Running alternatives
FAQ
- How do I breathe correctly while running?
- There's no single correct pattern, but most runners find that breathing through both the nose and mouth at moderate to hard efforts gives the best air intake. A rhythmic pattern tied to footstrikes, like inhaling for three steps and exhaling for two, helps some runners avoid side stitches and maintain relaxation. The priority is not forcing a specific rhythm but finding one that keeps breathing steady rather than shallow and panicked.
- Why do my shins hurt when I run?
- Shin pain during or after running is often related to overstriding, a sudden increase in mileage, or running exclusively on hard surfaces before the tendons and bone have adapted. Slowing down, increasing cadence slightly so the foot lands closer to the body, and adding rest days usually resolves early shin discomfort. Persistent or sharp pain along the shinbone warrants a check with a sports medicine professional since stress reactions can progress if ignored.
- What's a good running cadence?
- The often-cited target of 180 steps per minute is an average observed in elite runners, not a universal prescription. Most recreational runners fall between 160 and 170, and nudging cadence up by five to ten percent from wherever you currently sit tends to reduce overstriding without feeling forced. Counting steps for 30 seconds and doubling gives a quick field measurement.

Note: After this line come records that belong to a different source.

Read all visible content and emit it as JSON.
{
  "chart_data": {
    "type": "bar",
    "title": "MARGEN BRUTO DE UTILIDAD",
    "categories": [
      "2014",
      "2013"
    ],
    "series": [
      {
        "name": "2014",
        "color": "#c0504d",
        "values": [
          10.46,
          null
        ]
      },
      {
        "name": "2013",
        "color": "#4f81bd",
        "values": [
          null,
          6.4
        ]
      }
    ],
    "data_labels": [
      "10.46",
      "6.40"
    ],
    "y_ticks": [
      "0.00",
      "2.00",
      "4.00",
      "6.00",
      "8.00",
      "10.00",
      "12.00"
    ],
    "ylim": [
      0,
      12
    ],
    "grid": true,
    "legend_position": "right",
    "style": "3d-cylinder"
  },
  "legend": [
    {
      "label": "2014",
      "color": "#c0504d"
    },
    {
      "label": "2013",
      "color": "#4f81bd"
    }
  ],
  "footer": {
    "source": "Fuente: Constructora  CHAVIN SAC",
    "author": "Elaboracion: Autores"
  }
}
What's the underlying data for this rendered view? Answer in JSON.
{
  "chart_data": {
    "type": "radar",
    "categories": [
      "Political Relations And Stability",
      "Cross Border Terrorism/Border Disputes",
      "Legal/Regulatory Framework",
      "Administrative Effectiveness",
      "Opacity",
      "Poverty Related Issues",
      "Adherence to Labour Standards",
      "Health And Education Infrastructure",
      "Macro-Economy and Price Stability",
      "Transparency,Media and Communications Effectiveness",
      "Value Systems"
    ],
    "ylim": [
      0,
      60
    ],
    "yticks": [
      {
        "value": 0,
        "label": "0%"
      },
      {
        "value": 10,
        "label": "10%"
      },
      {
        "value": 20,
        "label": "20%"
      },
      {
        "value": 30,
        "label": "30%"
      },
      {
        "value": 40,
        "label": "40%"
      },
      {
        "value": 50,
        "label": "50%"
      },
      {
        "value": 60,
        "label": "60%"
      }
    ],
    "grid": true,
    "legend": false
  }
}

- Should I run before or after lifting?
- The practical answer depends on your priority. If cardiovascular fitness is the main goal, running first while fresh makes sense. If strength or muscle retention is the priority, lifting first tends to produce better quality resistance training sessions. Easy recovery runs and lifting for the upper body are low-conflict combinations that many people use to sidestep the question entirely.
- How do I get faster without getting injured?
- The most reliable approach is building aerobic capacity through a high proportion of easy running before adding intensity, since most running injuries come from too much hard effort too soon on a body that hasn't adapted to the volume. Gradually increasing total weekly distance by no more than about ten percent per week is a widely used guideline. Strength training for the hips and single-leg stability also reduces injury risk and tends to improve speed over time.